Yesterday I posted part 1. Today I continue with the goals I would set out if anyone were insane enough to make me USA Track and Field’s new CEO.
Attempt to create some more domestic professional and semi-pro meets.
The goal would be to get a meet or two good enough to get on the IAAF’s World Challenge circuit, the second tier just below the Diamond League. In other words, to create a replacement for the now-defunct meet at the Home Depot Center in Carson, CA. Getting the financing for these kinds of meets is tough, but getting the athletes probably wouldn’t be if the meet(s) were held in close proximity to the two U.S. Diamond League meets. Top foreign and domestic stars would already be in the country for the Prefontaine Classic and adidas Grand Prix, and enough of them to make a good meet would jump at a chance to make an extra buck while here.
There is a need for another level of competition as well, meets for the lower-level pros and struggling-to-make-a-buck semi-pros and the collegians seeking to extend their season to the USATF Championships. These are the athletes that either don’t want to go overseas to compete or can’t afford to.
We already have a haphazard assortment of meets like this, several of which were on display last weekend. USATF put on its High Performance Meet at Occidental College on Saturday, there was a two-day all-throws meet in Tucson, and a sprint meet in Clermont FL. There are others as the spring wears on, although not nearly enough. And there is no organization to it, no coherence, and certainly very little to draw the attention of spectators or media.
There are two models for the kind of lower-tier meets I’m talking about. One was the old Can-Am Distance Series that flourished for a few summers in New England and Quebec and the maritime provinces. It had races for pros and collegians and high schoolers and was pretty popular.

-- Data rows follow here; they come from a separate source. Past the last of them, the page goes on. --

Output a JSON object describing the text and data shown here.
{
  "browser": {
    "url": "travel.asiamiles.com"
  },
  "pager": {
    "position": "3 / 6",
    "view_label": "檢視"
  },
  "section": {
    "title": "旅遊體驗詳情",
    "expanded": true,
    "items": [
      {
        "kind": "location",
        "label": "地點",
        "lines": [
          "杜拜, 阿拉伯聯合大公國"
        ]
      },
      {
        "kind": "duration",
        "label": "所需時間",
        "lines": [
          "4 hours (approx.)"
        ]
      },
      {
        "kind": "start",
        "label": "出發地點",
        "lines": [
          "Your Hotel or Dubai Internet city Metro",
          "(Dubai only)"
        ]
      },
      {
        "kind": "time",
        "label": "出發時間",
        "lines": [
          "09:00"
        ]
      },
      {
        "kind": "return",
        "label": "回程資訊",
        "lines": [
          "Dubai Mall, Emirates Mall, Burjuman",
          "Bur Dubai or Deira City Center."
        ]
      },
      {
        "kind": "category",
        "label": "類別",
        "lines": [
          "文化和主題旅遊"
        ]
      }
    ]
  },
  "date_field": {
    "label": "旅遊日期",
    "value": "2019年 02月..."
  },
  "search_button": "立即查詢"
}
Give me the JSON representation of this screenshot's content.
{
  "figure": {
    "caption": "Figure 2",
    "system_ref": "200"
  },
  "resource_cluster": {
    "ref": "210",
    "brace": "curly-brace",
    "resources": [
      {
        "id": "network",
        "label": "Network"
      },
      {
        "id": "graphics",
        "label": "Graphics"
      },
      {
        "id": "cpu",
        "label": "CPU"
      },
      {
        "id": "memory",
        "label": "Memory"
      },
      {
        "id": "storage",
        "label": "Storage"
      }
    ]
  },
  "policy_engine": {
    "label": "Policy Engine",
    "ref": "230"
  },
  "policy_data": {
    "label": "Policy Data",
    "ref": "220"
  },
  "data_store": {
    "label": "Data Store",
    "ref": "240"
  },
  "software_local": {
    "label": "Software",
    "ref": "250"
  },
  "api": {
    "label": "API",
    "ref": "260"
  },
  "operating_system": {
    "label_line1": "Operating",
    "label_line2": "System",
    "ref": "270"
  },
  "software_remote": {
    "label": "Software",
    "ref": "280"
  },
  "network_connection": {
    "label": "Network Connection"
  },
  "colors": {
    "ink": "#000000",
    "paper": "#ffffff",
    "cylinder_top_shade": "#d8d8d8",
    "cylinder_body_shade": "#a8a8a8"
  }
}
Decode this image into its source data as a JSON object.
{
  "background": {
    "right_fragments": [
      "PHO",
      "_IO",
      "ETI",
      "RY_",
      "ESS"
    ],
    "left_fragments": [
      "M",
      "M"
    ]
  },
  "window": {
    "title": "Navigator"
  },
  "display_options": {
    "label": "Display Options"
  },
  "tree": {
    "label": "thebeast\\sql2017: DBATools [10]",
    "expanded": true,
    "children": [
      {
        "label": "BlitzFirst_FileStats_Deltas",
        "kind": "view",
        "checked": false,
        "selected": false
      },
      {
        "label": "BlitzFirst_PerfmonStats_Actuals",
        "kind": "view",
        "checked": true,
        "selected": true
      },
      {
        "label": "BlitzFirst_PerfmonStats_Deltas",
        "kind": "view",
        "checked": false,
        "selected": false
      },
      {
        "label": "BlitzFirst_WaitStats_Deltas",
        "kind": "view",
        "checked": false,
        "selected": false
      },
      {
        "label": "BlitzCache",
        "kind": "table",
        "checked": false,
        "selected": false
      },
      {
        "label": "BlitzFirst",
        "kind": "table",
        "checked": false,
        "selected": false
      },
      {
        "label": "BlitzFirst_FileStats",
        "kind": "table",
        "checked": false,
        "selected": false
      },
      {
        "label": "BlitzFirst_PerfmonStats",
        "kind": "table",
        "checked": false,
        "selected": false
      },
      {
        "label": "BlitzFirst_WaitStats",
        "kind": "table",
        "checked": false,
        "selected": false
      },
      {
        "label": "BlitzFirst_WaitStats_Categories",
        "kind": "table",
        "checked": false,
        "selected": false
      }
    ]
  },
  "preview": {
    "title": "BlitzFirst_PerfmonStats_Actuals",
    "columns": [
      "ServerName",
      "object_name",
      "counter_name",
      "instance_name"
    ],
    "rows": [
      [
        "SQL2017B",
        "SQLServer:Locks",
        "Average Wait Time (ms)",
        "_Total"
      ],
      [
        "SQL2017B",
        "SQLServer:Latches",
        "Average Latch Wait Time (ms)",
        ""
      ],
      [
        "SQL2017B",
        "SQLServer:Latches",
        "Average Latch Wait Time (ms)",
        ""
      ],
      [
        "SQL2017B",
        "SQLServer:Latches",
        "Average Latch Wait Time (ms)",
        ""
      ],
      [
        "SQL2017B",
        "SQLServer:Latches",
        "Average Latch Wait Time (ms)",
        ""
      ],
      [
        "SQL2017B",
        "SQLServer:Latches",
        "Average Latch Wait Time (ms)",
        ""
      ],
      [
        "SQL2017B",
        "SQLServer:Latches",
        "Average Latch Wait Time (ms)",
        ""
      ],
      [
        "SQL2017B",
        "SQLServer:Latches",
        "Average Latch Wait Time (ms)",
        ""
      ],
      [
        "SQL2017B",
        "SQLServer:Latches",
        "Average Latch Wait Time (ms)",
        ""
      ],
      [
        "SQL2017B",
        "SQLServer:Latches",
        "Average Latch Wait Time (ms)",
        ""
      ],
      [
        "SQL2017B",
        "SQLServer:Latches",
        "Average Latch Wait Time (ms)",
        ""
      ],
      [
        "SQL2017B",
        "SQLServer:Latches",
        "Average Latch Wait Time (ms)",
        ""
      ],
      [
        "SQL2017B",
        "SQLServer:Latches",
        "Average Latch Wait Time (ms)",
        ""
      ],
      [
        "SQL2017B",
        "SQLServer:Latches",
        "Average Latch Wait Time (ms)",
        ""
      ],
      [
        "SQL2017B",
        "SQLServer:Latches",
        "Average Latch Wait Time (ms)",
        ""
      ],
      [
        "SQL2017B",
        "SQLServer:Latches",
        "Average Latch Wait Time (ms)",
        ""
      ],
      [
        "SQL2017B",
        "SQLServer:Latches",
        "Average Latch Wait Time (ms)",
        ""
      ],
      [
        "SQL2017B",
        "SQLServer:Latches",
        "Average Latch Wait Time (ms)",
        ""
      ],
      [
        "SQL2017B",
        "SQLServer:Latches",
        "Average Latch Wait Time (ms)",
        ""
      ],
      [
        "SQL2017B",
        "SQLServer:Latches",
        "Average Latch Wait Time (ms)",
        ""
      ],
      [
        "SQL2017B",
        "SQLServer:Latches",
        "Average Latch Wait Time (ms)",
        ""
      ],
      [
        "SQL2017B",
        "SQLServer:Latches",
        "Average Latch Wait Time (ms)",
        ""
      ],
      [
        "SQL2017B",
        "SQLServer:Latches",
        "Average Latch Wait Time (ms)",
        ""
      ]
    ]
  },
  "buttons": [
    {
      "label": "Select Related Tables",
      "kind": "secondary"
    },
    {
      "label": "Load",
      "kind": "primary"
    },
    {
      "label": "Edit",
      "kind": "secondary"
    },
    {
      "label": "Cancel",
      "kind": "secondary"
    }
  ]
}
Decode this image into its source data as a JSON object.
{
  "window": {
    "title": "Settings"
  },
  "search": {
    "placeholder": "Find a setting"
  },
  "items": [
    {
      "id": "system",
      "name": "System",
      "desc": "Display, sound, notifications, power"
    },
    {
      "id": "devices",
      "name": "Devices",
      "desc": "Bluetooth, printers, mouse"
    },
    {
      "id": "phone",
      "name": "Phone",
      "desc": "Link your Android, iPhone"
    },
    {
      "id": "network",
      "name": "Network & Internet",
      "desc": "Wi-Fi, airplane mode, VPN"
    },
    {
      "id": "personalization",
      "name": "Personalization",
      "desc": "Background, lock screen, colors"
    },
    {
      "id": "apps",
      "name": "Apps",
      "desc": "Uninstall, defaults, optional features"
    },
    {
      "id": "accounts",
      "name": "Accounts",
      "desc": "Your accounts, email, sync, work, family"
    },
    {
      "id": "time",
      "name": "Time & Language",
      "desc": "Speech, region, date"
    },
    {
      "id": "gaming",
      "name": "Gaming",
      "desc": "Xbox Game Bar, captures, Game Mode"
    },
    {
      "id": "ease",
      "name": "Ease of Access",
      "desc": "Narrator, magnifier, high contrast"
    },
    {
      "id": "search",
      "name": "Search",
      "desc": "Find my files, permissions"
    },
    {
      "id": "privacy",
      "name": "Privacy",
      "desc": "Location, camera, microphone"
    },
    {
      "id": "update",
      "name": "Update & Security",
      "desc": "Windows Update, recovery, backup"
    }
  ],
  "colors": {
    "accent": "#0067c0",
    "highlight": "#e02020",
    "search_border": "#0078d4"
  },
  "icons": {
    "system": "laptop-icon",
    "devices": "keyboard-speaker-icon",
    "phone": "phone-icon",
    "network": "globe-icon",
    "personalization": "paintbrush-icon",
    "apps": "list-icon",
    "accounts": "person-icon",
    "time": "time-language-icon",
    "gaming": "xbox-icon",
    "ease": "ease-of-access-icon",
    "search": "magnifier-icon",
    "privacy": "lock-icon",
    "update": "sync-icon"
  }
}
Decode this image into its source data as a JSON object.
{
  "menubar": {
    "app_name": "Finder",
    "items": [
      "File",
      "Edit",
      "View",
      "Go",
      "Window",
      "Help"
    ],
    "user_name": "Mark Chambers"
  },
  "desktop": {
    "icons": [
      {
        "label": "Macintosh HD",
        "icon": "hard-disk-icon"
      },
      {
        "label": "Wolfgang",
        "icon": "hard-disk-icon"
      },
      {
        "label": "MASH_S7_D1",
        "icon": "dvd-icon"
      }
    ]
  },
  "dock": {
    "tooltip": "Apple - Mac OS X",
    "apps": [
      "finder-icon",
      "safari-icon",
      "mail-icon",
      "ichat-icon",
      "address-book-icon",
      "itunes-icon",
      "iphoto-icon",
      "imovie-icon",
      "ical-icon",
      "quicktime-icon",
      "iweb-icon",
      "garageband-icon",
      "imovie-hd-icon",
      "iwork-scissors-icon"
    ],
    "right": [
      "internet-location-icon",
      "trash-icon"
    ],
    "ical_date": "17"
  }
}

Another model is Canada’s new National Track League.
Here comes Canada, not a power in the world of athletics, launching a well-conceived series [of five meets scattered across the country] that will provide a competitive experience for Canadian athletes at a fraction of the expense they would have to pay to travel to Europe. There is significant prize money at stake, opportunities for athletes to upgrade their carding (national funding) status, as well as chances to qualify for the Canadian team that will compete at the World Championships in Athletics in Daegu, Korea, from Aug. 27-Sept. 4.
Athletes competing in NTL events who hit the IAAF “A” standard will qualify for the world championships team, for example. For the most part, the Canadian athletes will have a guaranteed spot in the NTL events, something none but the elite few can count on in the Diamond League or even lesser meets overseas.
The NTL is designed with the second-tier athlete in mind, it stresses development of domestic athletes, and offers significant incentive for even the stars to stay home and compete in it. Being broad-based meets rather than emphasizing a single type of event, they are designed for spectators too. A domestic U.S. second-tier series of meets doesn’t have to follow Canada’s NTL format, but it should address the same core needs.
Attempt to rebuild the domestic indoor season.
This is where track in the U.S. has really been crippled, and it’s been declining for a long time. In 1990, Kiwi miler John Walker was asked whether the US indoor circuit was dying; he laughed and said it was already dead. Well, now that dead horse has been flogged beyond recognition.
Two years ago there still were three U.S. pro invitationals left: the Millrose Games, the Boston Indoor Games, and the Tyson Invitational. In 2010, Tyson pulled its sponsorship and that meet went back to a college-only affair. This year, the Boston meet almost went under before New Balance stepped in and saved it. And next year, Millrose will exit Madison Square Garden, which most observers think will mean the end of Millrose as we have known it.
You can’t necessarily blame declining sponsorship for the loss of these meets. The whole system has changed, too. Way back when athletes couldn’t openly get paid, the indoor circuit wasn’t serious track but it was where a lot of them made their money. But the move to open professionalism changed all that. Walker’s comments about the death of the U.S. indoor circuit came less than a decade after athletes could first openly accept payment. They could and did get paid much more for their serious summer competition than they did for less serious indoor competition. And these days, track’s very biggest stars simply don’t compete indoors at all. Bolt, Gay, Wariner, Rudisha—all are perennially absent from the indoor season.
I have no idea how to rebuild an indoor season. Smarter and better-connected people than I haven’t figured it out. But there is one thing I would do to make the USATF Indoor Championships a better draw for athletes and spectators—move it one week later.
As it stands now, the USATF Indoor Championships are on the same weekend as most college conference championships, giving us the same kind of issue that I mentioned yesterday about the Diamond League meets—too much track all on one weekend, not enough a week later. By moving it a week later, it would open up the schedule a bit, as well as make many college venues available for hosting it.
Moreover, it would add a lot of entries to the meet. The week between the conference indoor championships and NCAA indoor championships sees many “last chance” meets, where collegians attempt to get NCAA qualifying marks. The USATF Championships could enter the fray as one such meet, filling up some typically subpar fields with college kids trying to run a fast time.